SMH...wow really? I remember reading Stephen King's "It" and all of his short stories by the time I was out of 5th grade. Having a brother 5 years older than me helped me get access to all the real good stuff! ;) I also read a ton of Anne Rice and VC Andrews back in elementary school, and those stories can be pretty intense. However, I excelled in my language arts classes and all that reading gave me a better vocabulary and insight into creating awesome fictional short stories. If the kid can understand the vocabulary, there should be no issue with these books as the Stackhouse series is pretty tame compared to what is on MTV.
L. Hyde, it's like you and I were sharing a bookshelf! I read Anne Rice, VC Andrews and Stephen King in Middle School too! I got my hands on a copy of Clan of the Cave Bear and found it and the next books in the series, enlightening to say the least.
D. Terry is right, sex is natural, violence is not.
When people mention their concern that young adults wont be able to handle the issues, what do they mean? That teens don't understand things like divorce, alcoholism, people who sleep around, profanity, child molestation (one of the characters was victimized by a family member) and grief after the death of a loved one. Wow, I mean, not to brag about all the young adults I know, but they get it and they are the wiser for understanding the pitfalls that can befall a person if they aren't careful.
I would agree. I also read Anne Rice (whose vampire novels are much more sexual than the series discussed here) when I was in middle school. I heard much more perverse things at school back then, and that was a decade ago. Believe me, people, your kids are nowhere near as innocent as you think they are. You'd be better off helping your kids understand the world than sheltering them from it.
The books are slightly young for a 13 year old... but I'm still a teen and the novels weren't shocking or too graphic for me. It's just something all teens know by that point in their lives. The books didn't go too deeply into detail either. The TV show though... thats another story. I had to stop watching it, it was sort of scarring.
See, I would have to say these books - at least the first one - is actually very UNexplicit. If you've seen the show, which goes totally overboard with the sex, it's safe to say the book is a complete 180. There is sex, but it's literally "they had sex" and that's all. Nothing graphic or descriptive at all, and actually a bit of a disappointment to a 30-year-old reader. I'd say it's right about teen level.
The real question is why you would ever stop anyone from reading regardless of the book. I read far worse books than this series by the time I was ten, and I'm fairly certain they didn't damage me irreparably.

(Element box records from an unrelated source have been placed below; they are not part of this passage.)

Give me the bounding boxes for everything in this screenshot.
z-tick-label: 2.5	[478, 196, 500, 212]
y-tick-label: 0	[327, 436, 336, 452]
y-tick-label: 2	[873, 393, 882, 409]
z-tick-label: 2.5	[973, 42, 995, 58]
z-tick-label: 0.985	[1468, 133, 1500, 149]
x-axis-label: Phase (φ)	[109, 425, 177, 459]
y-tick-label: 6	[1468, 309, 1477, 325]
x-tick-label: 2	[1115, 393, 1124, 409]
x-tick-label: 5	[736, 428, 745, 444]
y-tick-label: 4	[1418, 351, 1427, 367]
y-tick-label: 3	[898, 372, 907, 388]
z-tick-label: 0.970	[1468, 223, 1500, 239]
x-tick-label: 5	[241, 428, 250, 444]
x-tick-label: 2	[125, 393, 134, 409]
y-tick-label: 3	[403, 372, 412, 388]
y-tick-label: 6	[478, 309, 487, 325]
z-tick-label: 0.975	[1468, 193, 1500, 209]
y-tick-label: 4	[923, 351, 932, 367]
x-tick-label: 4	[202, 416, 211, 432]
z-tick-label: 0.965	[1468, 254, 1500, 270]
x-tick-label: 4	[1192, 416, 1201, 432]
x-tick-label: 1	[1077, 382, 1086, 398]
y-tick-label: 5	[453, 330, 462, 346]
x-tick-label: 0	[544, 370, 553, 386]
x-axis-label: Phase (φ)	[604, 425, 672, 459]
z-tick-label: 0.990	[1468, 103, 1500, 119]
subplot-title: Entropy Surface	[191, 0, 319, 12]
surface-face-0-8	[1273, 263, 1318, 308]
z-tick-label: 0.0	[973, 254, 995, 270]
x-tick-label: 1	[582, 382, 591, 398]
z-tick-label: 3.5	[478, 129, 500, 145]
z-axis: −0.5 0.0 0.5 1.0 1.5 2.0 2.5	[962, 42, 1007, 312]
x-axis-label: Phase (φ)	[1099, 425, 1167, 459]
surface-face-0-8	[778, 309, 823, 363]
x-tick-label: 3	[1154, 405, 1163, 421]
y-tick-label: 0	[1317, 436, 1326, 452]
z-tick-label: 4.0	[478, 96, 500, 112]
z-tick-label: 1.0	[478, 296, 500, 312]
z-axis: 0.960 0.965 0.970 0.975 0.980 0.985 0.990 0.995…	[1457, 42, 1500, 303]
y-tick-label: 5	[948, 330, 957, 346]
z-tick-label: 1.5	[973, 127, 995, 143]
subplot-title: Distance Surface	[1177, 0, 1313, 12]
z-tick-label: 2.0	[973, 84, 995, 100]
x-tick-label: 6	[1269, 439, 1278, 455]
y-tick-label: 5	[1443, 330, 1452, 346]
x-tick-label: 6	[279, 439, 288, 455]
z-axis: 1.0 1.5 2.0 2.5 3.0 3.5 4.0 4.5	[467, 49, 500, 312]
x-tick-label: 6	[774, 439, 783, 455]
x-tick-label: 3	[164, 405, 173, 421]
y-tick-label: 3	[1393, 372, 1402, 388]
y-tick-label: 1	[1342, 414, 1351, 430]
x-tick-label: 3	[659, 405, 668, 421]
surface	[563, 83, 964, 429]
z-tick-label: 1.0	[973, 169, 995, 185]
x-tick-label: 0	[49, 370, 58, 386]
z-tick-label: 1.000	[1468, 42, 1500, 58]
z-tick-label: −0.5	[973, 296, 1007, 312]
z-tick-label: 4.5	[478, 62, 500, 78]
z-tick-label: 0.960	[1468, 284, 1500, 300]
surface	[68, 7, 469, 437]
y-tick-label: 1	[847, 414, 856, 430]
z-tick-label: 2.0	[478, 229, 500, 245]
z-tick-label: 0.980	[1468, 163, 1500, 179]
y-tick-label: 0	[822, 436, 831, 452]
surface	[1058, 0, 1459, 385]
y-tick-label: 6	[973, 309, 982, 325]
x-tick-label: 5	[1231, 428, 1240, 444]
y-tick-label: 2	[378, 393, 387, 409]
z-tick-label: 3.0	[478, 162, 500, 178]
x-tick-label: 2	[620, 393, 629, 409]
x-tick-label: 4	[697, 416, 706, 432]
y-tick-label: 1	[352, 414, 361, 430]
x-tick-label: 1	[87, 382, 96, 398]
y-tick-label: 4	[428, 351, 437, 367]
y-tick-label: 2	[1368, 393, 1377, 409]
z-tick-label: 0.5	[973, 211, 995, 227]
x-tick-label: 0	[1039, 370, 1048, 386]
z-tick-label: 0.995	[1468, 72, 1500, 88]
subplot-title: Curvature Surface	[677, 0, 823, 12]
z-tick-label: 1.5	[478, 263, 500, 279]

First of all, thank you to all the teens that posted and said things like, "I can handle the books fine. We hear this stuff in school all the time. But the TV show...I had to turn that off!" I think that speaks a lot to the maturity level of these particular teens. Secondly, the minute we (parents/authority figures) start dictating what our more than capable young men and women choose to read...well, we have just sewn the seeds of rebellion my friends. And we didn't pick our battle very wisely either. The fact that our young people want to read should be fostered not stifled! Talk to you kids about what they are reading and make it in to a family "Book Night" or something if you want to be involved in their reading habits, but don't start censoring or you just might end up suppressing!